Cálida acogida a la nueva producción de Così fan tutte estrenada el pasado domingo en la Ópera de Oviedo. En especial a la visión que Joan Antón Rechi ofrece de una historia que es mucho más que un liviano juego de disfraces y equívocos. Carmela Remigio, Paola Gardina, Joan Martín-Royo y Alek Shrader forman el cuarteto de enamorados, custodiados por Umberto Chiummo e Isabella Gaudí, bajo la dirección de Corrado Rovaris.
Muy interesante la visión que propone Joan Antón Rechi, no sólo por el traslado de la acción al parisino Cabaret Sauvage, donde, en palabras del propio regista, el engaño y el juego se acepta con mayor facilidad, sino por la manera de resolver el ambiguo final que Mozart y Da Ponte plantean en su última colaboración. No es un lieto fine, tampoco un desenlace dramático. Rechi, quien a lo largo de todo la función juega hábilmente con la tragicomedia, opta por dejar vías abiertas, puertas a la continuación de una historia que se revela como el comienzo de un viaje sentimental mucho mayor para sus cuatro protagonistas. Y ese es precisamente el acierto de Rechi: dosificar la comedia para que su aparición sea tremendamente eficaz, y salpicar toda la función de pequeñas pinceladas dramáticas que ahondan en un libreto que debajo de una fachada ligera oculta un estudio muy profundo sobre las relaciones de pareja que el director de escena andorrano explora sin complejos.
En el cuarteto protagonista cabe destacar en primer lugar a Carmela Remigio, gran estrella de la noche, demostrando un rango vocal envidiable que le permitía pasar por las antinaturales exigencias de la escritura de Mozart, escrita para una soprano que demanda unos potentísimos graves y una flexibilidad vocal que Remigio resuelve de manera sobresaliente, unido a una caracterización psicológica de Fiordiligi como una mujer contenida y huidiza, llena de contradicciones, en el personaje más complejo en cuanto a su arco dramático de la ópera. Su enamorado, Joan Martín-Royo, regresa al Campoamor en el papel de Guglielmo. El barítono catalán ha participado en la trilogía Mozart-Da Ponte en Oviedo en diferentes roles durante las últimas temporadas (Masetto en Don Giovanni, Fígaro en Le Nozze) y aquí vuelve a demostrar su idoneidad en este tipo de papeles. Seguro, convincente en su emisión y con una voz para la que, si bien el papel no demanda un gran cuerpo, sí exige una seguridad clave para el funcionamiento de cada concertante, consigue además de sacar todo el partido a su intervención solista en el segundo acto, en el aria “Donne mia la fati a tanti”, que guarda una innegable conexión con el “Aprite un po’ quegli occhi” que tan bien defendió hace justo un año en Oviedo como Fígaro.
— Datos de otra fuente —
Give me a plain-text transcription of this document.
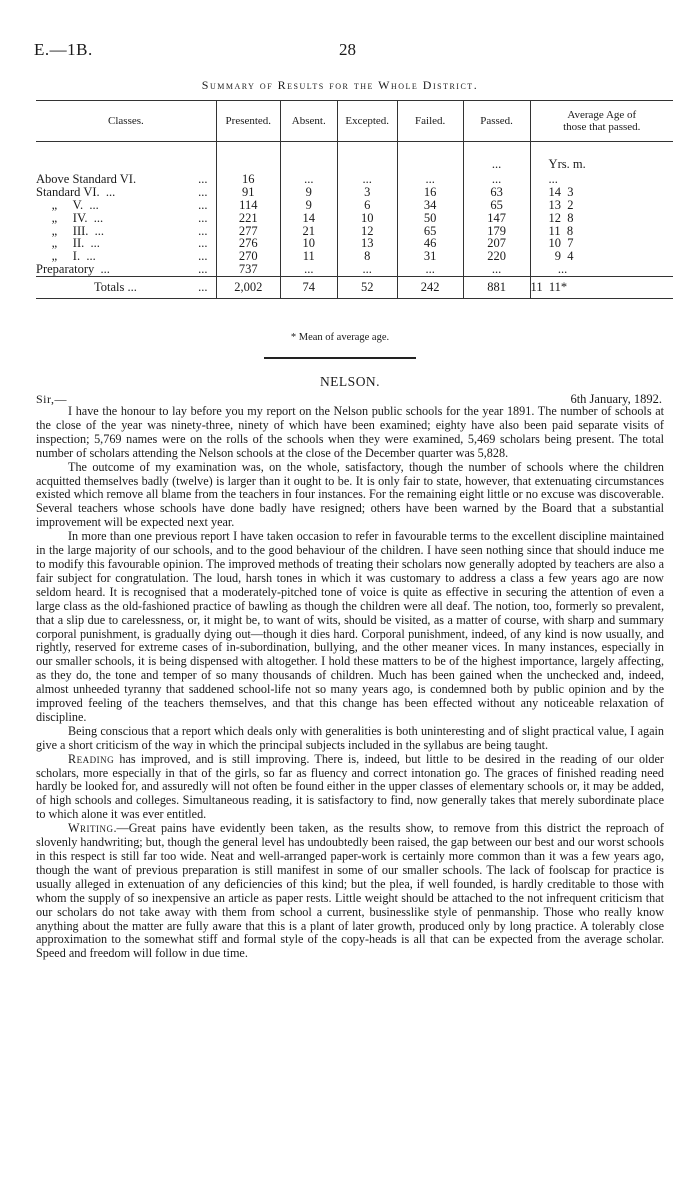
E.—1B.	28
Summary of Results for the Whole District.
Classes.		Presented.	Absent.	Excepted.	Failed.	Passed.	Average Age of those that passed.
						...	Yrs. m.
Above Standard VI.	...	16	...	...	...	...	...
Standard VI.  ...	...	91	9	3	16	63	14  3
„     V.  ...	...	114	9	6	34	65	13  2
„     IV.  ...	...	221	14	10	50	147	12  8
„     III.  ...	...	277	21	12	65	179	11  8
„     II.  ...	...	276	10	13	46	207	10  7
„     I.  ...	...	270	11	8	31	220	9  4
Preparatory  ...	...	737	...	...	...	...	...
Totals ...	...	2,002	74	52	242	881	11  11*
* Mean of average age.
NELSON.
Sir,—	6th January, 1892.

I have the honour to lay before you my report on the Nelson public schools for the year 1891. The number of schools at the close of the year was ninety-three, ninety of which have been examined; eighty have also been paid separate visits of inspection; 5,769 names were on the rolls of the schools when they were examined, 5,469 scholars being present. The total number of scholars attending the Nelson schools at the close of the December quarter was 5,828.

The outcome of my examination was, on the whole, satisfactory, though the number of schools where the children acquitted themselves badly (twelve) is larger than it ought to be. It is only fair to state, however, that extenuating circumstances existed which remove all blame from the teachers in four instances. For the remaining eight little or no excuse was discoverable. Several teachers whose schools have done badly have resigned; others have been warned by the Board that a substantial improvement will be expected next year.

In more than one previous report I have taken occasion to refer in favourable terms to the excellent discipline maintained in the large majority of our schools, and to the good behaviour of the children. I have seen nothing since that should induce me to modify this favourable opinion. The improved methods of treating their scholars now generally adopted by teachers are also a fair subject for congratulation. The loud, harsh tones in which it was customary to address a class a few years ago are now seldom heard. It is recognised that a moderately-pitched tone of voice is quite as effective in securing the attention of even a large class as the old-fashioned practice of bawling as though the children were all deaf. The notion, too, formerly so prevalent, that a slip due to carelessness, or, it might be, to want of wits, should be visited, as a matter of course, with sharp and summary corporal punishment, is gradually dying out—though it dies hard. Corporal punishment, indeed, of any kind is now usually, and rightly, reserved for extreme cases of in-subordination, bullying, and the other meaner vices. In many instances, especially in our smaller schools, it is being dispensed with altogether. I hold these matters to be of the highest importance, largely affecting, as they do, the tone and temper of so many thousands of children. Much has been gained when the unchecked and, indeed, almost unheeded tyranny that saddened school-life not so many years ago, is condemned both by public opinion and by the improved feeling of the teachers themselves, and that this change has been effected without any noticeable relaxation of discipline.

Being conscious that a report which deals only with generalities is both uninteresting and of slight practical value, I again give a short criticism of the way in which the principal subjects included in the syllabus are being taught.

Reading has improved, and is still improving. There is, indeed, but little to be desired in the reading of our older scholars, more especially in that of the girls, so far as fluency and correct intonation go. The graces of finished reading need hardly be looked for, and assuredly will not often be found either in the upper classes of elementary schools or, it may be added, of high schools and colleges. Simultaneous reading, it is satisfactory to find, now generally takes that merely subordinate place to which alone it was ever entitled.

Writing.—Great pains have evidently been taken, as the results show, to remove from this district the reproach of slovenly handwriting; but, though the general level has undoubtedly been raised, the gap between our best and our worst schools in this respect is still far too wide. Neat and well-arranged paper-work is certainly more common than it was a few years ago, though the want of previous preparation is still manifest in some of our smaller schools. The lack of foolscap for practice is usually alleged in extenuation of any deficiencies of this kind; but the plea, if well founded, is hardly creditable to those with whom the supply of so inexpensive an article as paper rests. Little weight should be attached to the not infrequent criticism that our scholars do not take away with them from school a current, businesslike style of penmanship. Those who really know anything about the matter are fully aware that this is a plant of later growth, produced only by long practice. A tolerably close approximation to the somewhat stiff and formal style of the copy-heads is all that can be expected from the average scholar. Speed and freedom will follow in due time.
Paola Gardina fue una Dorabella de una vis cómica inigualable, en un papel en el que se la notaba disfrutando, y eso se transmitía al público. Sumado a una voz ligera, de afinación perfecta y de gran musicalidad, fue uno de los grandes descubrimientos de la noche. Por último Alek Shrader ofreció un Ferrando apoyado en una emisión muy natural en los registros medio y grave, que sin embargo se cerraba demasiado y llegaba muy forzado en el agudo, lo que descompensaba sus intervenciones.
Por lo general se tiende a considerar papeles secundarios a Don Alfonso y Despina, y nada más lejos de la realidad. Tanto Umberto Chiummo como Isabella Gaudí –cantantes consagrados en el repertorio mozartiano que demostraron una vez más su altísimo nivel vocal– se mostraron capitales en sus apariciones, el primero como maestro de ceremonias (ojo al trabajo como prestidigitador que añade un plus de dificultad a su actuación realizando continuamente trucos de magia) y Gaudí como una desatada sirvienta tremendamente divertida.
Con el Coro de la Ópera de Oviedo mostrando su habitual solvencia y empaste en una partitura que no les permite un lucimiento excesivo, y la Orquesta Sinfónica del Principado de Asturias abandonando el foso para situarse en el centro del escenario, el director italiano Corrado Rovaris sumó un nuevo triunfo en Oviedo. Rovaris, que se ha presentado en el Campoamor en diferentes repertorios –de Mozart a Britten, pasando por Verdi–, siempre buscando una lectura que parece adentrarse en la esencia del compositor. Così fan tutte es ofrece una orquestación tremendamente sutil, que a menudo no permite grandes alardes a la orquesta, y unas audaces armonías que el director explora sin complejos, incluso recreándose en unas disonancias inusuales para la época. Eso, unido a la dificultad de encontrarse en el centro de un escenario giratorio, con todas las voces a menudo a su espalda, refuerza el mérito de conseguir la sensación de control absoluto sobre todo lo que suena, sin permitir jamás que la música se desboque.